All involved agree competition for local and state funding is fierce. That makes it difficult for nonprofits and private investors alike, because private parties typically look for government assistance in creating low-incoming housing, said Jimmy Gray, one of the new owners of The Briggs Apartments.

Gray said he doesn’t understand why the city won’t help low-income residents buy condos by allowing mortgage payments to replace rental assistance. “We want to provide low-income homes that allow people to create some equity and have (a sense of) ownership,” he said.

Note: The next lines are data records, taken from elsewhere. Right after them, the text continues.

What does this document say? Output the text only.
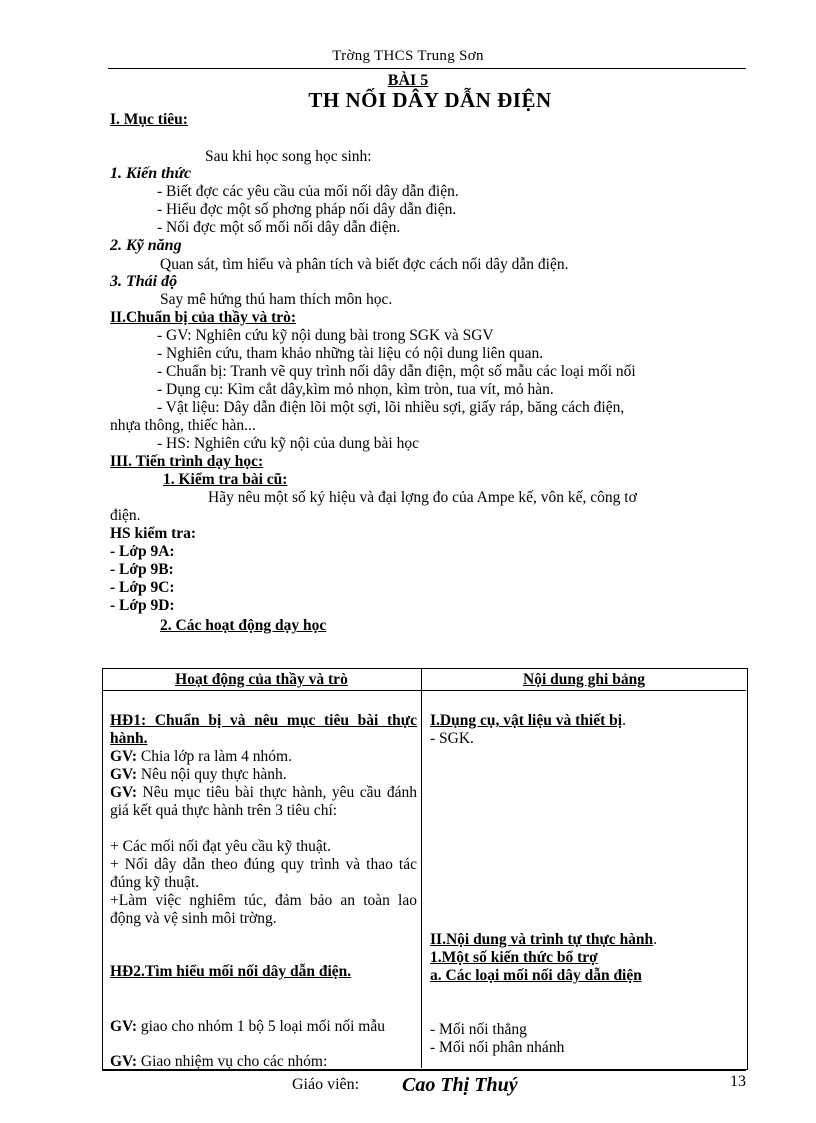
Trờng THCS Trung Sơn
BÀI 5
TH NỐI DÂY DẪN ĐIỆN
I. Mục tiêu:
Sau khi học song học sinh:
1. Kiến thức
- Biết đợc các yêu cầu của mối nối dây dẫn điện.
- Hiểu đợc một số phơng pháp nối dây dẫn điện.
- Nối đợc một số mối nối dây dẫn điện.
2. Kỹ năng
Quan sát, tìm hiểu và phân tích và biết đợc cách nối dây dẫn điện.
3. Thái độ
Say mê hứng thú ham thích môn học.
II.Chuẩn bị của thầy và trò:
- GV: Nghiên cứu kỹ nội dung bài trong SGK và SGV
- Nghiên cứu, tham khảo những tài liệu có nội dung liên quan.
- Chuẩn bị: Tranh vẽ quy trình nối dây dẫn điện, một số mẫu các loại mối nối
- Dụng cụ: Kìm cắt dây,kìm mỏ nhọn, kìm tròn, tua vít, mỏ hàn.
- Vật liệu: Dây dẫn điện lõi một sợi, lõi nhiều sợi, giấy ráp, băng cách điện,
nhựa thông, thiếc hàn...
- HS: Nghiên cứu kỹ nội của dung bài học
III. Tiến trình dạy học:
1. Kiểm tra bài cũ:
Hãy nêu một số ký hiệu và đại lợng đo của Ampe kế, vôn kế, công tơ
điện.
HS kiểm tra:
- Lớp 9A:
- Lớp 9B:
- Lớp 9C:
- Lớp 9D:
2. Các hoạt động dạy học
Hoạt động của thầy và trò	Nội dung ghi bảng
HĐ1: Chuẩn bị và nêu mục tiêu bài thực hành.
GV: Chia lớp ra làm 4 nhóm.
GV: Nêu nội quy thực hành.
GV: Nêu mục tiêu bài thực hành, yêu cầu đánh giá kết quả thực hành trên 3 tiêu chí:
+ Các mối nối đạt yêu cầu kỹ thuật.
+ Nối dây dẫn theo đúng quy trình và thao tác đúng kỹ thuật.
+Làm việc nghiêm túc, đảm bảo an toàn lao động và vệ sinh môi trờng.
HĐ2.Tìm hiểu mối nối dây dẫn điện.
GV: giao cho nhóm 1 bộ 5 loại mối nối mẫu
GV: Giao nhiệm vụ cho các nhóm:
I.Dụng cụ, vật liệu và thiết bị.
- SGK.
II.Nội dung và trình tự thực hành.
1.Một số kiến thức bổ trợ
a. Các loại mối nối dây dẫn điện
- Mối nối thẳng
- Mối nối phân nhánh
Giáo viên: Cao Thị Thuý	13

The expected $85,000 price of a unit in the Briggs means a mortgage payment of up to $750 a month. For resident Faye Melbourne, 71, who has lived in the Briggs for 23 years and receives $610 as the widow of a veteran, the condo decision is more disabling than empowering. She splits her $660 one-room apartment with a roommate.

“I can’t pay $700 to $800 because they’re turning my apartment into a condo,” she said, teary-eyed and surrounded by cardboard moving boxes.

The impending eviction of up to 100 residents in the Otis Hotel downtown and the eviction of another 90 in the nearby Madison apartments and Commercial Building earlier this summer cause further concern. RenCorp principal owner Chris Batten, the company that’s developing the Madison and is in the process of buying the Otis, said they’re trying to find alternative housing for tenants.

But there isn’t any, say members of the city’s new housing task force. And the solutions may be part of the problem.

“The irony is they are buying locations to provide affordable housing,” a process that’s creating problems for a separate group of renters, said City Council President Joe Shogan, who is also the task force’s vice chairman. “It’s like a leak in the dike. Every time one thing is plugged something else comes up.”